Original URL: http://www.theregister.co.uk/2007/06/12/review_sandisk_4gb_microsdhc/

SanDisk 4GB Micro SDHC memory card

Tiny form-factor, big storage capacity

By Tony Smith

Posted in Hardware, 12th June 2007 10:02 GMT

Review Micro SD memory cards are tiny - less than a ¼ of the size of a regular SD card and ½ as thick - but to date, their storage capacity has remained fairly small too. The SDHC - SD High Capacity - specification is about to change that, as it has with regular SD cards...and Register Hardware this week received one of the first Micro SDHC cards: a 4GB sliver from SanDisk.

SanDisk 4GB Micro SDHC
SanDisk's 4GB Micro SD card: NOT actual size...

SDHC boosts card capacity by allowing cards of greater capacity than 2GB, starting at 4GB. Regular SD cards use the FAT16 file system, but SDHC uses FAT32 to boost the range of memory addresses it can access and so store. Micro SD versions work the same way.

The snag: you need a compatible device to use a higher capacity card, and right now few do. Nokia's N95 mulitmedia phone - reviewed here - is one, and when we tried the two together, the phone easily recognised the SanDisk Micro SDHC card's full capacity. Other, non-SDHC aware devices just ignored it.

sandisk 4gb microsd sdhc card
SanDisk's 4GB Micro SD card: still not actual size...

SanDisk's Micro SDHC is rated a Class 2 device - not that you'll see this mentioned on the card itself, as SanDisk isn't keen in this rating - which means its capable of a minimum guaranteed data transfer rate of 2MBps. The SDHC spec also includes Class 4 and Class 6 - respectively delivering at least 4MBps and 6MBps.

SanDisk 4GB Micro SDHC
SanDisk's 4GB Micro SD card: approximately actual size

SanDisk supplied the card with an SD-sized adaptor, so we were able to slot it into a USB 2.0 card reader and copy over some files - a hundred 10MB documents in a folder - copying it first to the drive, then duplicating the folder, then reading it back. Incidentally, retail units will also come with a USB adaptor.

Testing yielded average write, copy and read data transfer speeds of 4.46MBps, 3.21MBps and 8.87MBps, respectively.
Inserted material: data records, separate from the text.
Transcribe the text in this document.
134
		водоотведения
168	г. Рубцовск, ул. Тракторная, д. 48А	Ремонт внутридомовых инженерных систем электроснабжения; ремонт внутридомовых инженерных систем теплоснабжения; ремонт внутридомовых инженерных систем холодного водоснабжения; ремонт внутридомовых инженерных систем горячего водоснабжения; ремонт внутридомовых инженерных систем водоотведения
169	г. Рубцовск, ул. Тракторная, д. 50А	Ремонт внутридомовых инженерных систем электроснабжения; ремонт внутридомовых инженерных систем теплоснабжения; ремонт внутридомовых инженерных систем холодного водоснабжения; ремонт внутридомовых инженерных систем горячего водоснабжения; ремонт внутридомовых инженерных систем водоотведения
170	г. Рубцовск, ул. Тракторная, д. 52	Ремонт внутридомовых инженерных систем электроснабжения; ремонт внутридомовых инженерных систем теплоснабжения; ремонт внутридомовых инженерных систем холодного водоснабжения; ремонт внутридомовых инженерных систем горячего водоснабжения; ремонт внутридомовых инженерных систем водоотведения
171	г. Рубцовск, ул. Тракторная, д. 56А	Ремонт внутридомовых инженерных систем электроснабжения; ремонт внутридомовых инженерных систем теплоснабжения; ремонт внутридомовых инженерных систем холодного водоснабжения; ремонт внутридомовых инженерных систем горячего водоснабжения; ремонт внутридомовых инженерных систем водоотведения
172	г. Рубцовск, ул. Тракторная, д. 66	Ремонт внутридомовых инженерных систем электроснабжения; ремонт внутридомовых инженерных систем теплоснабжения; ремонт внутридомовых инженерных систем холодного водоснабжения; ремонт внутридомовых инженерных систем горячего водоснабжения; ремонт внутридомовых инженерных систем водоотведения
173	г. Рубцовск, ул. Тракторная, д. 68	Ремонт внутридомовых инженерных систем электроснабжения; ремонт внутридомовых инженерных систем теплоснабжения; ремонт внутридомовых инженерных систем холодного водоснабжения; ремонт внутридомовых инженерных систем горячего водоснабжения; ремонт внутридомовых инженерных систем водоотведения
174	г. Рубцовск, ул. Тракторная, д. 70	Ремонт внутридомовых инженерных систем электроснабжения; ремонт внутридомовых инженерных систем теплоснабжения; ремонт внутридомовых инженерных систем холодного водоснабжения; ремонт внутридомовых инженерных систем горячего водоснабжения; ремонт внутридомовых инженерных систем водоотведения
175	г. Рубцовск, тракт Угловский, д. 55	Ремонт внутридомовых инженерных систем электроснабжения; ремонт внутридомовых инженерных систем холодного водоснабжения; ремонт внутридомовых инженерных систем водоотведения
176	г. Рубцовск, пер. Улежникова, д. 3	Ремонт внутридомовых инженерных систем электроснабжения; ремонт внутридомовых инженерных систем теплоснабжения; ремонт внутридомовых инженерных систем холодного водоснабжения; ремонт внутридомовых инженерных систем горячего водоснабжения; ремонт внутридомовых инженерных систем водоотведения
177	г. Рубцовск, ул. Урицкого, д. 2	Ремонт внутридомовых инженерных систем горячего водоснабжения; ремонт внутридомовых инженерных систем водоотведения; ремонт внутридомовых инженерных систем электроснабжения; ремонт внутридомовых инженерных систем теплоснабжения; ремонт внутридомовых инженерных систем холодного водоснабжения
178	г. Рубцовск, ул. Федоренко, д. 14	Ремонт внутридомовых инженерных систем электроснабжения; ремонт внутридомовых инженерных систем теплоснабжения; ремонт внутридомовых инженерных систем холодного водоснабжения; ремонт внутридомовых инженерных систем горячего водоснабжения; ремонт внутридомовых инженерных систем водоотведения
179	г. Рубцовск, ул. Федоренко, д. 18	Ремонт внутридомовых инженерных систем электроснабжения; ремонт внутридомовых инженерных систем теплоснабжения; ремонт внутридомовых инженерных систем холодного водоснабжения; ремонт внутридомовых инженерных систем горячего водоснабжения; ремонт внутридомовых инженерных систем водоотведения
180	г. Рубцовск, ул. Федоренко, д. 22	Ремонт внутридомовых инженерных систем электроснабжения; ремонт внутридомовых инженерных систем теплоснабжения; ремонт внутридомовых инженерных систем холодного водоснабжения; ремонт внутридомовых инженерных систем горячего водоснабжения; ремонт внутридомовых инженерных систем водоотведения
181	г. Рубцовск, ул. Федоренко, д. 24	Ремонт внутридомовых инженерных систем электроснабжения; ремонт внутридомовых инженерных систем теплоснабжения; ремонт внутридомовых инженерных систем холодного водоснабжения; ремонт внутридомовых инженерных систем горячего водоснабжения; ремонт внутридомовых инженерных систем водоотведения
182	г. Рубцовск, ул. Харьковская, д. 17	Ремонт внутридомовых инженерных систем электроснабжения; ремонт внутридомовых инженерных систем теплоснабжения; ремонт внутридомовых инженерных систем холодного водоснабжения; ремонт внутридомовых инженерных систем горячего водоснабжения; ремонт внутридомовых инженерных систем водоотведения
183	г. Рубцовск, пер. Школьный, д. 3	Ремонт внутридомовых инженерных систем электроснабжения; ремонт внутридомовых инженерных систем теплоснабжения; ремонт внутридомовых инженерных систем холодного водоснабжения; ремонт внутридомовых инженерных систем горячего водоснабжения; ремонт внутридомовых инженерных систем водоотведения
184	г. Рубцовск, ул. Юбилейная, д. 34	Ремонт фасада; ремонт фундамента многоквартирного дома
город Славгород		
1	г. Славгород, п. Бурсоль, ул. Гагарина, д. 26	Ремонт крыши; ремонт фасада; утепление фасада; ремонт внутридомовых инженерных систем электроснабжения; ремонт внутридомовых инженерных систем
As you can see from the chart, that compares well with the 4GB SanDisk SDHC card I tried out back in December 2006. Both cards were tested in the same USB 2.0 port on a MacBook Pro, connected through the same SanDisk MicroMate SDHC-compatible card reader. SanDisk's 512MB Ultra II SD card still has the edge on write speed.

Memory card test results
SanDisk 4GB Micro SD card test results
Speed ratings in MBps - longer bars are better

Of course, you can now get 2GB Ultra II SD cards, and 4GB Extreme III SDHCs if you want the highest SD card speeds and capacities. But then the Micro SDHC card isn't really an alternative to these. While you might use SD cards as an alternative to USB Flash drives, you're probably not going to want to do so with the Micro SDHC - if you're going to be using it in an SD-sized sleeve, whether with a USB adaptor or not, you may as well just buy an SD card and have done with it.

SanDisk 4GB Micro SD card plus adaptor
SanDisk's 4GB Micro SD card and adaptor

No, the Micro SDHC is best left to the handsets it was designed for, and as we mentioned that's a very limited number right now. If you're a Nokia N95 owner, the SanDisk card is the best, if not the only way to expand you're handset's storage capacity. More devices will come, so the 4GB card is going to find more homes in future.

Verdict

SanDisk's 4GB Micro SDHC card isn't going to replace your favourite USB Flash drive, but it's arrival is very good news for owners of the few devices that support the Micro SDHC specification. The card offers plenty of storage at a reasonable price.